A fuel cell has high power generation efficiency, and is excellent in suppressing an environmental load. Accordingly, the fuel cell is a next-generation energy supply device expected to contribute to solution of environmental problems and energy problems, which have been current large subjects in countries which consume an enormous amount of energy.
Moreover, the fuel cell is classified in accordance with types of electrolytes. In particular, a polymer electrolyte fuel cell is compact and can obtain a high output. Accordingly, researches and developments have been progressed on application of the polymer electrolyte fuel cell as an energy supply source for small-scale stationary equipment, mobile unit and portable terminal.
An electrolyte membrane for use in such a polymer electrolyte fuel cell is a solid polymer material containing hydrophilic functional groups such as sulfonic acid groups and phosphoric acid groups in polymer chains, and has properties to selectively transmit cations or anions therethrough. From this fact, the electrolyte membrane is molded into a particulate shape, a fibrous shape or a filmy shape, and is utilized for a variety of uses such as electrodialysis, diffusion dialysis and a battery diaphragm.
Moreover, at present, the polymer electrolyte fuel cell has been actively improved as power generation means in which high comprehensive energy efficiency can be obtained. Main constituents of the polymer electrolyte fuel cell are both electrodes which are an anode and a cathode, separator plates which form gas flow passages therein, and a solid polymer electrolyte membrane that separates both of the electrodes from each other. Protons generated on a catalyst of the anode move in the solid polymer electrolyte membrane, reach a surface of a catalyst of the cathode, and react with oxygen. Hence, ion conduction resistance between both of the electrodes largely affects battery performance.
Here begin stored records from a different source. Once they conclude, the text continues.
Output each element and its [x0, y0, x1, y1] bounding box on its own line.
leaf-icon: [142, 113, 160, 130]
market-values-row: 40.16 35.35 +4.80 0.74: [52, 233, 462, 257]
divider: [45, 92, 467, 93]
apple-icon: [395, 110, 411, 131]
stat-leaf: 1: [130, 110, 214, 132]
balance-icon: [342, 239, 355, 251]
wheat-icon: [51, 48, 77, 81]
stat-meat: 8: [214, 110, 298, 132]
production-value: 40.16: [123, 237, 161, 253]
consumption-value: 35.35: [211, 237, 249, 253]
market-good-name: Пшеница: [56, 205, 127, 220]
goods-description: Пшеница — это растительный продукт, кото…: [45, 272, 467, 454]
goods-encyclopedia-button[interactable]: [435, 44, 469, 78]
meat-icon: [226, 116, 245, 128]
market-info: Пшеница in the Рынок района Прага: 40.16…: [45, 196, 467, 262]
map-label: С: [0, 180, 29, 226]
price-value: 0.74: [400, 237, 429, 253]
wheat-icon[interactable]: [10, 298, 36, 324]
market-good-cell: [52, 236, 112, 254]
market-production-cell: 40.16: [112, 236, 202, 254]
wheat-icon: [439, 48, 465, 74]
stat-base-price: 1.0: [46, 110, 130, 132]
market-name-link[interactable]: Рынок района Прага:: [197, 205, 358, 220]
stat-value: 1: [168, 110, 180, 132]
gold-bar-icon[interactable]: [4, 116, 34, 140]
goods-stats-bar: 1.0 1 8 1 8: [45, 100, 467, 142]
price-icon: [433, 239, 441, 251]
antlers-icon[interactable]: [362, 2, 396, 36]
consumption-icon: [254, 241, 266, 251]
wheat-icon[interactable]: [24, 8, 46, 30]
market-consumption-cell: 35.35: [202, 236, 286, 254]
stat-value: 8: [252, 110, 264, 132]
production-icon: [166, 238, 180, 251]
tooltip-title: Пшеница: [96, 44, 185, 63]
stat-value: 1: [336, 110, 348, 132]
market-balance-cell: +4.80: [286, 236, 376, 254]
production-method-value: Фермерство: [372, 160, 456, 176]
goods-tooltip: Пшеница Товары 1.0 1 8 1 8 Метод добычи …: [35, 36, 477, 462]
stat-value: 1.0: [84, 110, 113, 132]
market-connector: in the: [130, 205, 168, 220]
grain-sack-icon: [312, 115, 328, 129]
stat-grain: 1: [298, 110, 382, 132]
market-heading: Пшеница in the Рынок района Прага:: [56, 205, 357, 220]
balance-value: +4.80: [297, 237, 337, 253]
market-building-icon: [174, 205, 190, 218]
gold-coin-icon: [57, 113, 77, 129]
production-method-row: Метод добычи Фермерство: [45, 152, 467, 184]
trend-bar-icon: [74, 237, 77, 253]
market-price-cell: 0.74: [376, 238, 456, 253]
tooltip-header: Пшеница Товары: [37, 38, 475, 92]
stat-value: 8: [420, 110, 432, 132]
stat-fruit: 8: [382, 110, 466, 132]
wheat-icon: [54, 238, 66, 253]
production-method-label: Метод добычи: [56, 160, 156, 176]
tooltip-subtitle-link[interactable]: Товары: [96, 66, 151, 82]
In order to form the above-descried polymer electrolyte fuel cell, it is necessary to couple the catalysts of both of the electrodes and such a solid polymer electrolyte to one another. Accordingly, in general, electrocatalyst layers are used, in each of which a solution of the solid polymer electrolyte and catalyst particles are mixed together, and both are coupled to each other by coating and drying. Then, the electrocatalyst layers and the solid polymer electrolyte membrane are pressed while being heated. Such a method is used.
Moreover, for the polymer electrolyte in charge of ion conduction, in general, a perfluorosulfonic acid polymer electrolyte is used. As specific commercial products, there are mentioned Nafion (registered trademark) made by DuPont Corporation, Flemion (registered trademark) made by Asahi Glass Co., Ltd., Aciplex (registered trademark) made by Asahi Kasei Corporation), and the like.
Such a perfluorosulfonic acid polymer electrolyte is composed of perfluorocarbon principal chains and side chains having the sulfonic acid groups. Moreover, it is considered that the polymer electrolyte is separated into micro phases which are: regions containing the sulfonic acid groups as a main component; and regions containing the perfluorocarbon principal chains as a main component, and that the phase of the sulfonic acid groups forms clusters. Sites where the perfluorocarbon principal chains are aggregated contribute to chemical stability of such a perfluorosulfonic acid electrolyte membrane. Sites where the sulfonic acid groups gather to form the clusters contribute to the ion conduction.